By Ralph Reed And Russell Moore
Laws to deal with those already here should respect each person’s God-given dignity.
Republicans in the House of Representatives—sensing the political winds at their backs heading into the midterm election and distrustful of President Obama’s willingness to enforce the law—have opted to do nothing about immigration. Their strategy is shortsighted.
Reform will require moral courage and leadership, but it is necessary. Because of the federal government’s failure to secure the border, antiquated policies and a patchwork of conflicting regulations, there are now millions of people who have overstayed visas or crossed our borders illegally. The current system is inadequate for the country’s needs, and it is inequitable as well.
Reforms passed in the 1960s focused on entry to the U.S. based on blood relation. Currently, the majority who come to America legally do so on this basis. The law allows little priority based on education or job skills. As a result, Canada, with one-tenth our population, issues about 120,000 permanent and temporary skilled-worker visas annually, nearly twice the number of H1-B visas issued by the U.S. every year.
The immigrant community is brimming with hard-working, entrepreneurial, family-oriented men and women who yearn for freedom and aspire to be Americans in the fullest sense. Others violate our laws, committing crime and living off the system. As Christians and conservatives, we have had to ask ourselves how to move forward.

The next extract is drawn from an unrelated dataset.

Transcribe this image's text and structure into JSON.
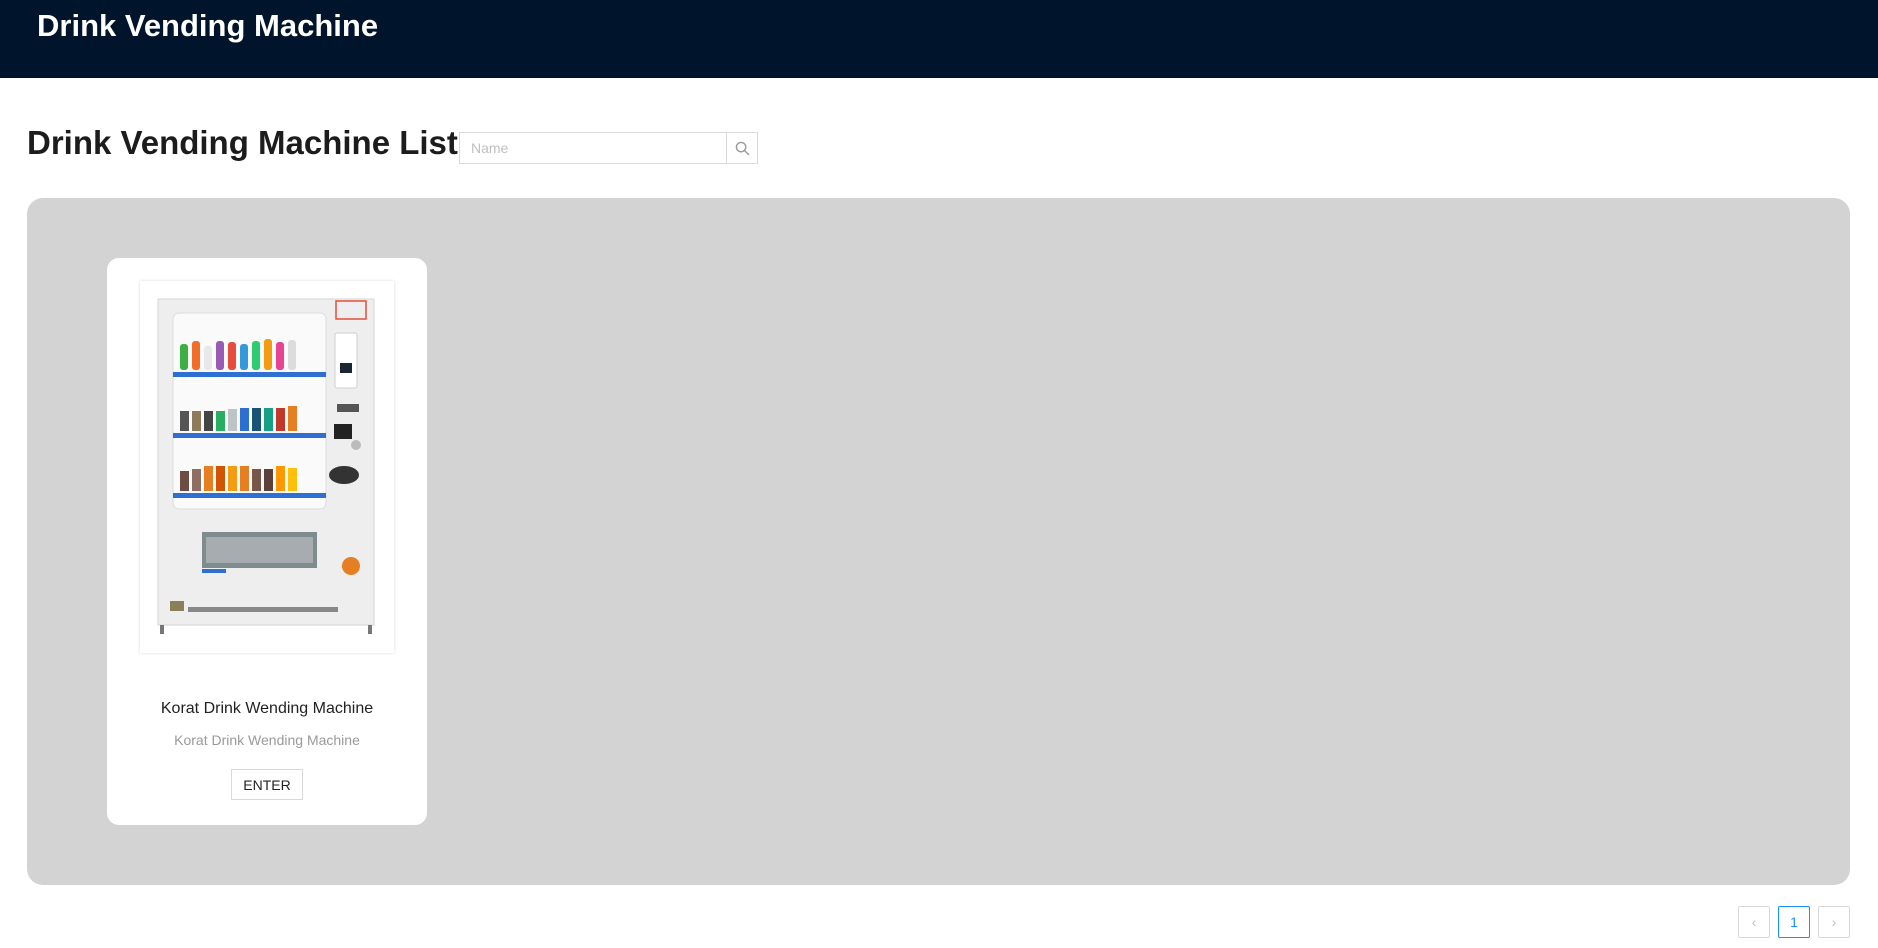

First, we need to maintain respect for the rule of law. That means no blanket amnesty or guarantee of citizenship. People who entered the country illegally should admit their wrongdoing, pay fines and back taxes, submit to background checks, learn English, and demonstrate their ability to support themselves.
Those who desire citizenship should take their place behind those who have begun that process. There should be no special pathway for those who entered the country illegally. Criminals need to be deported.

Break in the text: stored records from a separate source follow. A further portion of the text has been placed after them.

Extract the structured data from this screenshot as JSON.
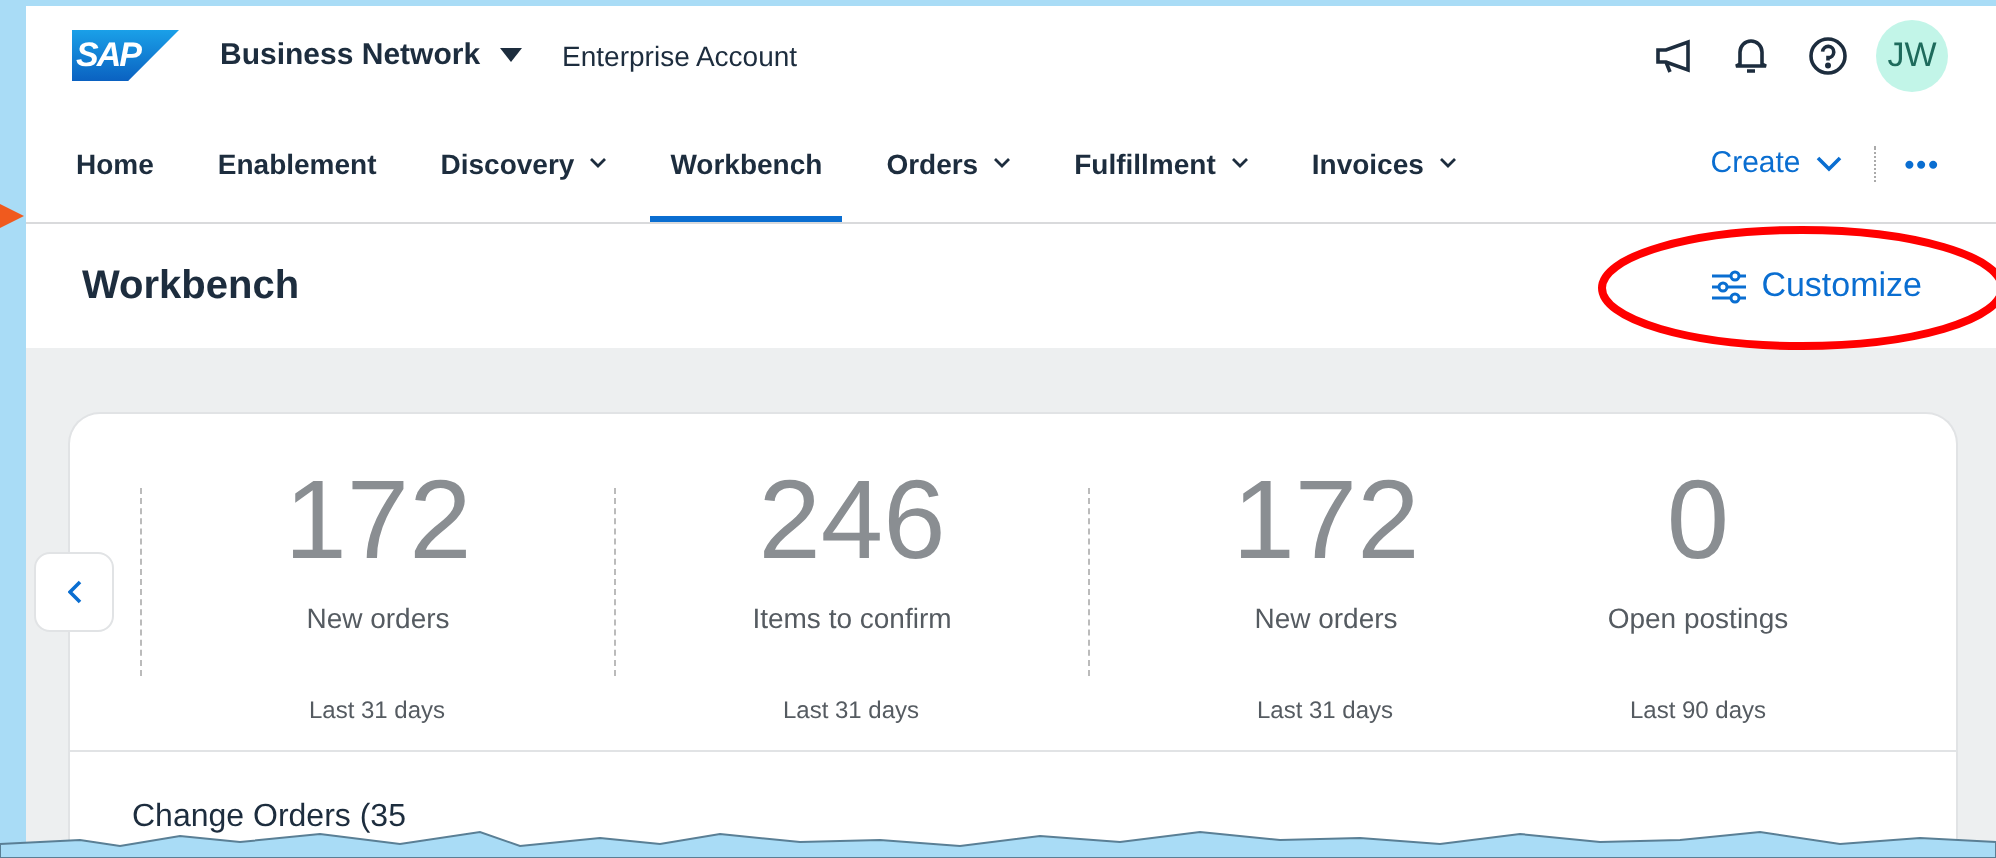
{
  "header": {
    "logo": "SAP",
    "product": "Business Network",
    "account": "Enterprise Account",
    "avatar": "JW"
  },
  "nav": {
    "items": [
      {
        "label": "Home",
        "has_menu": false,
        "selected": false
      },
      {
        "label": "Enablement",
        "has_menu": false,
        "selected": false
      },
      {
        "label": "Discovery",
        "has_menu": true,
        "selected": false
      },
      {
        "label": "Workbench",
        "has_menu": false,
        "selected": true
      },
      {
        "label": "Orders",
        "has_menu": true,
        "selected": false
      },
      {
        "label": "Fulfillment",
        "has_menu": true,
        "selected": false
      },
      {
        "label": "Invoices",
        "has_menu": true,
        "selected": false
      }
    ],
    "create": "Create",
    "more": "•••"
  },
  "page": {
    "title": "Workbench",
    "customize": "Customize"
  },
  "kpis": [
    {
      "value": "172",
      "label": "New orders",
      "period": "Last 31 days"
    },
    {
      "value": "246",
      "label": "Items to confirm",
      "period": "Last 31 days"
    },
    {
      "value": "172",
      "label": "New orders",
      "period": "Last 31 days"
    },
    {
      "value": "0",
      "label": "Open postings",
      "period": "Last 90 days"
    }
  ],
  "section": {
    "title": "Change Orders (35"
  }
}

But we also must remember that every individual is created in the image of God and precious in His sight. This means laws for how immigrants will enter the U.S. in the future and how those already here are dealt with should acknowledge each person’s God-given dignity. That means a system that allows new Americans to find safe and legal work to support their immediate families.
It makes sense to prioritize entry for those who have education and job skills, and the spouses and minor children of legal immigrants already here also deserve to be let in. However, chain migration—the current failed system that treats every blood relative the same for purposes of entry to the U.S.—needs to be replaced with a more humane and rational system that strengthens marriage and family.
Someone who obeys the law should not be forced to wait years, and in some cases decades, to be joined by his or her spouse or child. Strong marriages and families help produce better citizens.
Christian leaders, the business community and law-enforcement officials have been calling for months for a conservative approach to immigration reform. “Congress must work together to pass effective immigration reform that adheres to conservative principles: the rule of law, security and safety, family unity, and human dignity,” urges Sheriff Mark Curran Jr. of Lake County, Ill. “We need to ask ourselves what our founding fathers would do, because we know what Jesus would do.”
Rev. Samuel Rodriguez of the National Hispanic Christian Leadership Conference decries the current system. It “invites unjust working conditions and even human trafficking; divides families through deportation and backlogs for lawful family reunification, and stifles the full flourishing of people made in God’s image.”
The message is clear: Reform is the right thing to do for our economy and needed for a safe and secure border. It is also the smart thing to do for our future and the moral thing to do for the soul of our nation.
Congress has an opportunity to act. The House should pass legislation that reflects conservative values of strong and secure borders, the rule of law, economic opportunity, and strengthening of the family. Doing the right thing takes not only wisdom, but courage. We pray that our political leaders will exercise both for the good of our nation.
Mr. Reed is founder and chairman of the Faith & Freedom Coalition. Mr. Moore is president of the Ethics and Religious Liberty Commission of the Southern Baptist Convention.